Lunedì 27 settembre R. Kelly è stato giudicato colpevole a Brooklyn, New York, di tutti e 9 i capi d’accusa mossi nel processo federale che lo vede coinvolto per sfruttamento della prostituzione, riporta CNN. Tra questi ci sono racket e sfruttamento sessuale di minori, rapimento e lavoro forzato, accuse che il produttore e cantante r’n’b nega ma che il verdetto previsto per il 4 maggio 2022 potrebbe trasformare da 20 anni di prigione fino all’ergastolo.
Tra i reati, il più grave secondo l’autorità federale è proprio quello di racket che lo vede a capo di un organizzazione volta all’adescamento di ragazze, ragazzi e giovani adulti per soddisfare i suoi desideri sessuali. Il produttore, sfruttando fama, potere e ricchezza ottenuti da fortunati singoli discografici (I’m Your Angel, I Believe I Can Fly, Ignition (Remix)), secondo i PM, aveva attivato una rete criminale per adescare le proprie vittime per poi sedurle e abusare di loro, costringendole poi al silenzio con minacce e violenze. Solo per questo capo d’accusa Kelly rischia fino a 20 anni di galera.
Il giudice Ann M. Donnelly ha stabilito che durante il processo l’accusa potesse ripercorrere la vicenda del produttore fino ai primi anni ’90, periodo in cui Kelly riuscì con l’inganno a sposare l’allora 15enne (e incinta di lui) Aaliyah presentando un falso documento d’identità ottenuto illegalmente da un impiegato statale. Tra le 45 testimonianze, 11 si sono rivelate cruciali per individuare con precisione i numerosi episodi di abuso e violenza perpetrati da Kelly quando le vittime erano ancora minorenni.

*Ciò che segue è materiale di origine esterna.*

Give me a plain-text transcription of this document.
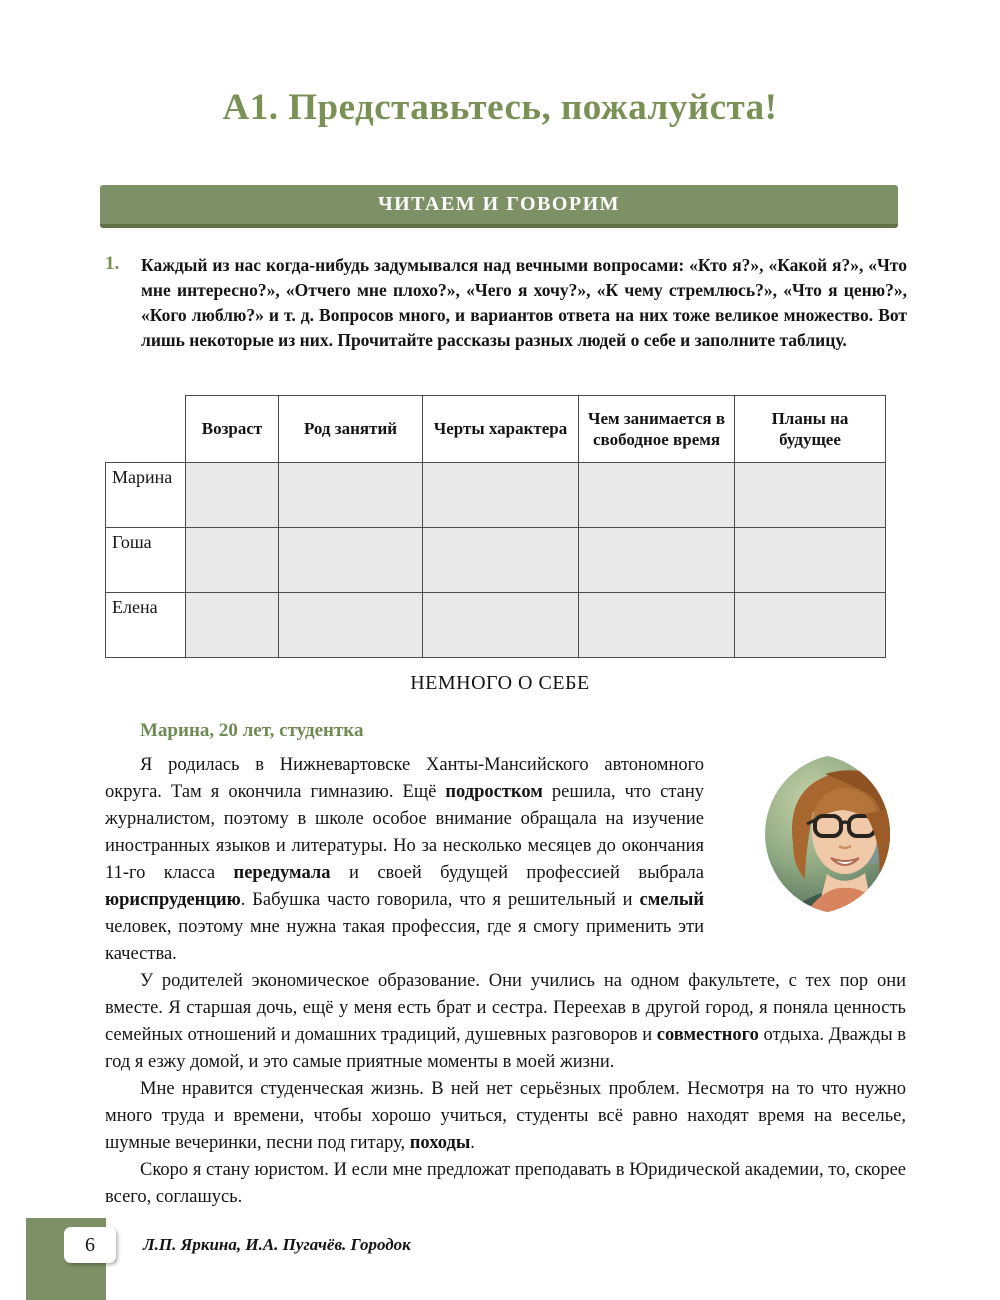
А1. Представьтесь, пожалуйста!
ЧИТАЕМ И ГОВОРИМ
1.	Каждый из нас когда-нибудь задумывался над вечными вопросами: «Кто я?», «Какой я?», «Что мне интересно?», «Отчего мне плохо?», «Чего я хочу?», «К чему стремлюсь?», «Что я ценю?», «Кого люблю?» и т. д. Вопросов много, и вариантов ответа на них тоже великое множество. Вот лишь некоторые из них. Прочитайте рассказы разных людей о себе и заполните таблицу.
	Возраст	Род занятий	Черты характера	Чем занимается в свободное время	Планы на будущее
Марина					
Гоша					
Елена					
НЕМНОГО О СЕБЕ
Марина, 20 лет, студентка

Я родилась в Нижневартовске Ханты-Мансийского автономного округа. Там я окончила гимназию. Ещё подростком решила, что стану журналистом, поэтому в школе особое внимание обращала на изучение иностранных языков и литературы. Но за несколько месяцев до окончания 11-го класса передумала и своей будущей профессией выбрала юриспруденцию. Бабушка часто говорила, что я решительный и смелый человек, поэтому мне нужна такая профессия, где я смогу применить эти качества.

У родителей экономическое образование. Они учились на одном факультете, с тех пор они вместе. Я старшая дочь, ещё у меня есть брат и сестра. Переехав в другой город, я поняла ценность семейных отношений и домашних традиций, душевных разговоров и совместного отдыха. Дважды в год я езжу домой, и это самые приятные моменты в моей жизни.

Мне нравится студенческая жизнь. В ней нет серьёзных проблем. Несмотря на то что нужно много труда и времени, чтобы хорошо учиться, студенты всё равно находят время на веселье, шумные вечеринки, песни под гитару, походы.

Скоро я стану юристом. И если мне предложат преподавать в Юридической академии, то, скорее всего, соглашусь.

6	Л.П. Яркина, И.А. Пугачёв. Городок
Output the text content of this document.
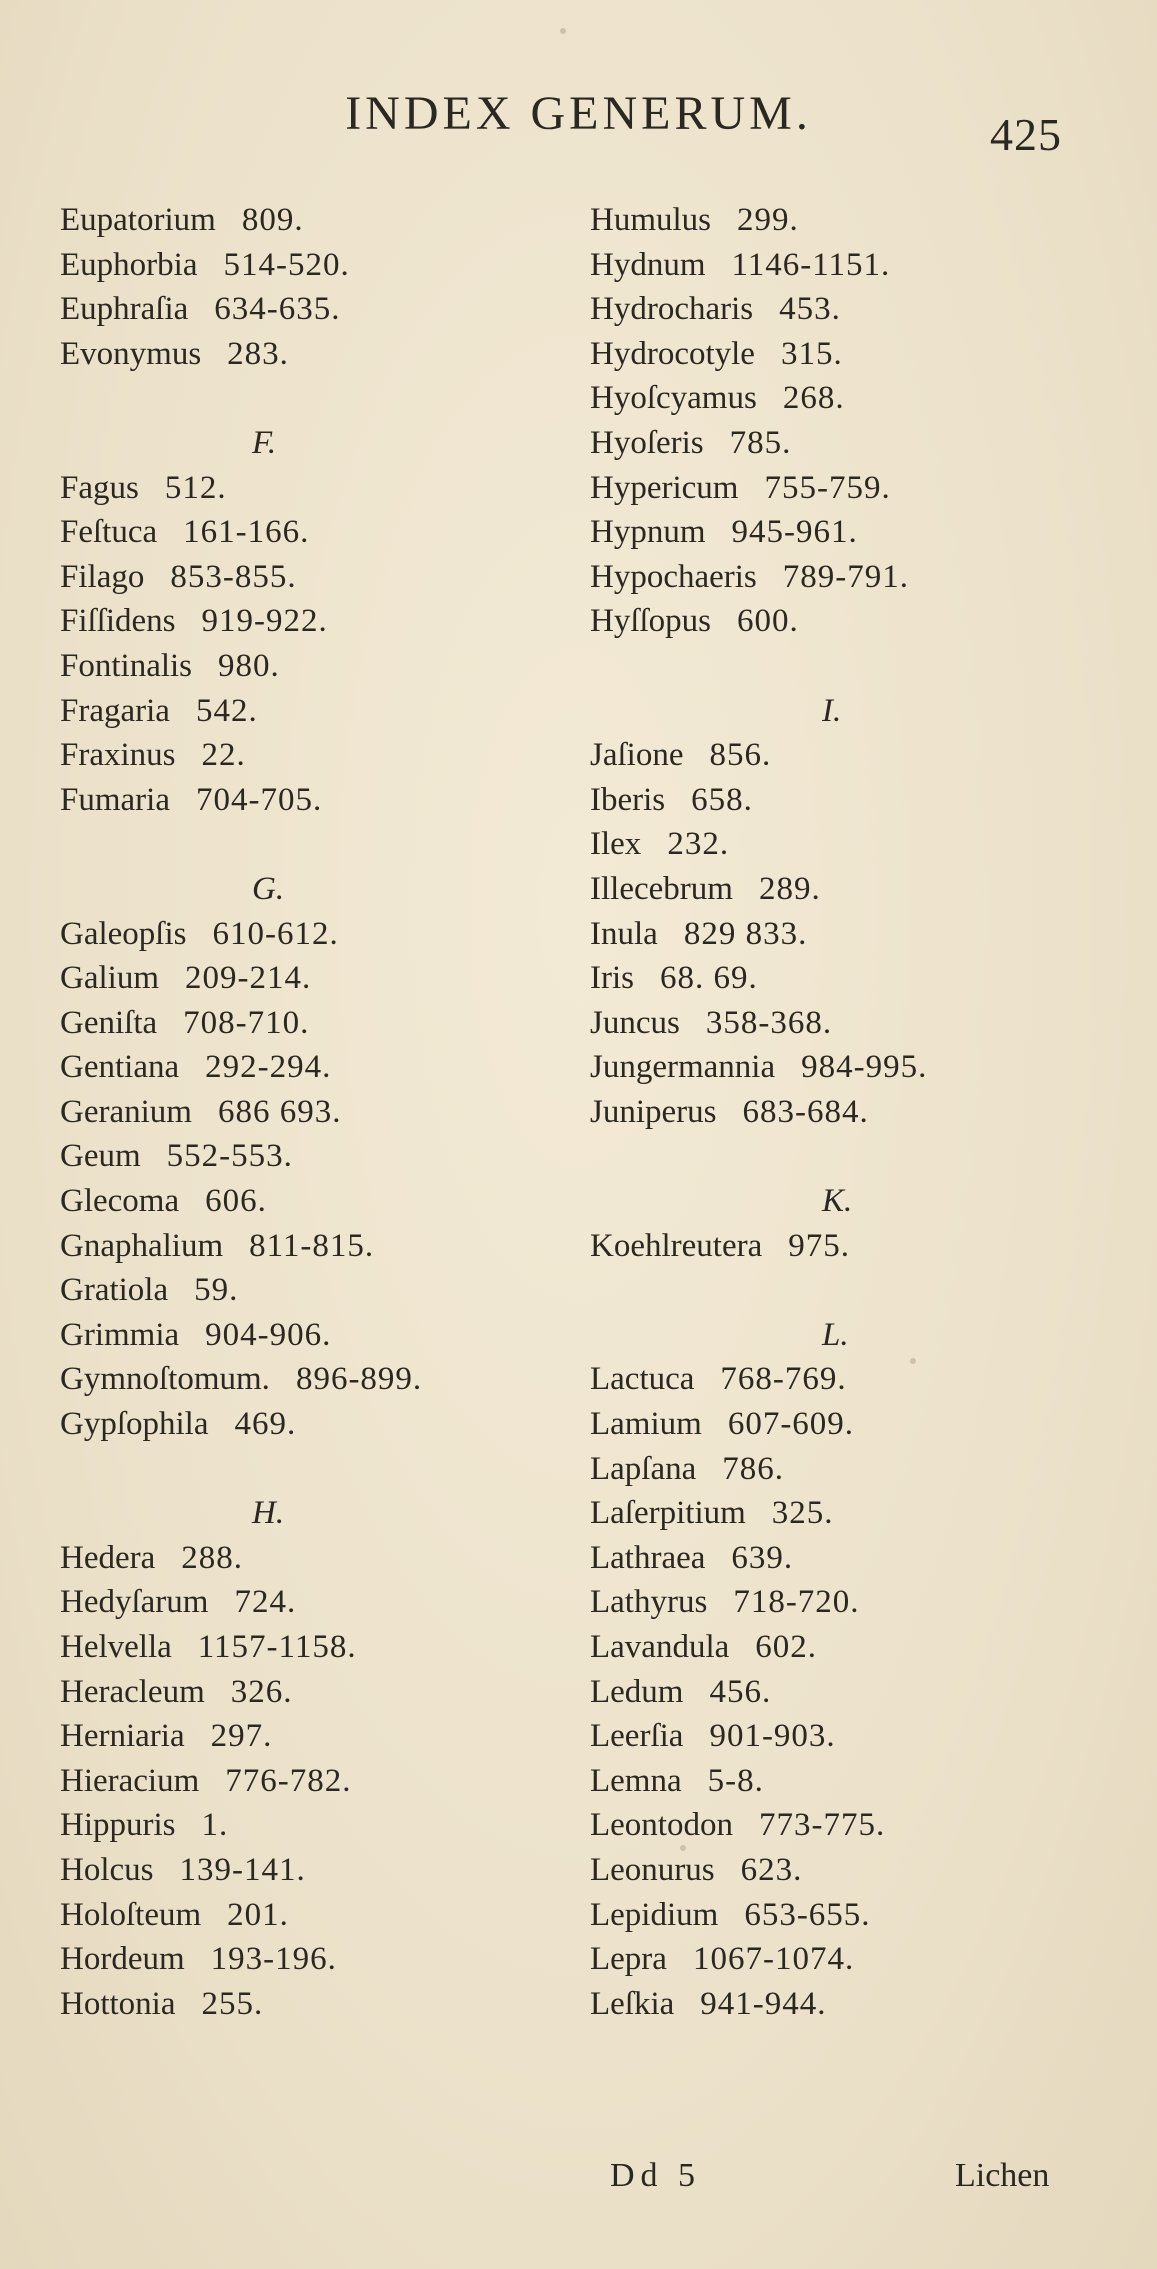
INDEX GENERUM.	425
Eupatorium 809.
Euphorbia 514-520.
Euphraſia 634-635.
Evonymus 283.
F.
Fagus 512.
Feſtuca 161-166.
Filago 853-855.
Fiſſidens 919-922.
Fontinalis 980.
Fragaria 542.
Fraxinus 22.
Fumaria 704-705.
G.
Galeopſis 610-612.
Galium 209-214.
Geniſta 708-710.
Gentiana 292-294.
Geranium 686 693.
Geum 552-553.
Glecoma 606.
Gnaphalium 811-815.
Gratiola 59.
Grimmia 904-906.
Gymnoſtomum. 896-899.
Gypſophila 469.
H.
Hedera 288.
Hedyſarum 724.
Helvella 1157-1158.
Heracleum 326.
Herniaria 297.
Hieracium 776-782.
Hippuris 1.
Holcus 139-141.
Holoſteum 201.
Hordeum 193-196.
Hottonia 255.
Humulus 299.
Hydnum 1146-1151.
Hydrocharis 453.
Hydrocotyle 315.
Hyoſcyamus 268.
Hyoſeris 785.
Hypericum 755-759.
Hypnum 945-961.
Hypochaeris 789-791.
Hyſſopus 600.
I.
Jaſione 856.
Iberis 658.
Ilex 232.
Illecebrum 289.
Inula 829 833.
Iris 68. 69.
Juncus 358-368.
Jungermannia 984-995.
Juniperus 683-684.
K.
Koehlreutera 975.
L.
Lactuca 768-769.
Lamium 607-609.
Lapſana 786.
Laſerpitium 325.
Lathraea 639.
Lathyrus 718-720.
Lavandula 602.
Ledum 456.
Leerſia 901-903.
Lemna 5-8.
Leontodon 773-775.
Leonurus 623.
Lepidium 653-655.
Lepra 1067-1074.
Leſkia 941-944.
Dd 5	Lichen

Nel frattempo, Robert Sylvester Kelly – questo il vero nome – è dal 2019 detenuto in una prigione federale e a quanto pare è finito al verde. Il processo federale non è neppure l’unico a suo carico: nell’immediato futuro, il produttore 54enne si dovrà difendere da simili procedimenti attivati in altri Stati americani come l’Illinois e il Minnesota.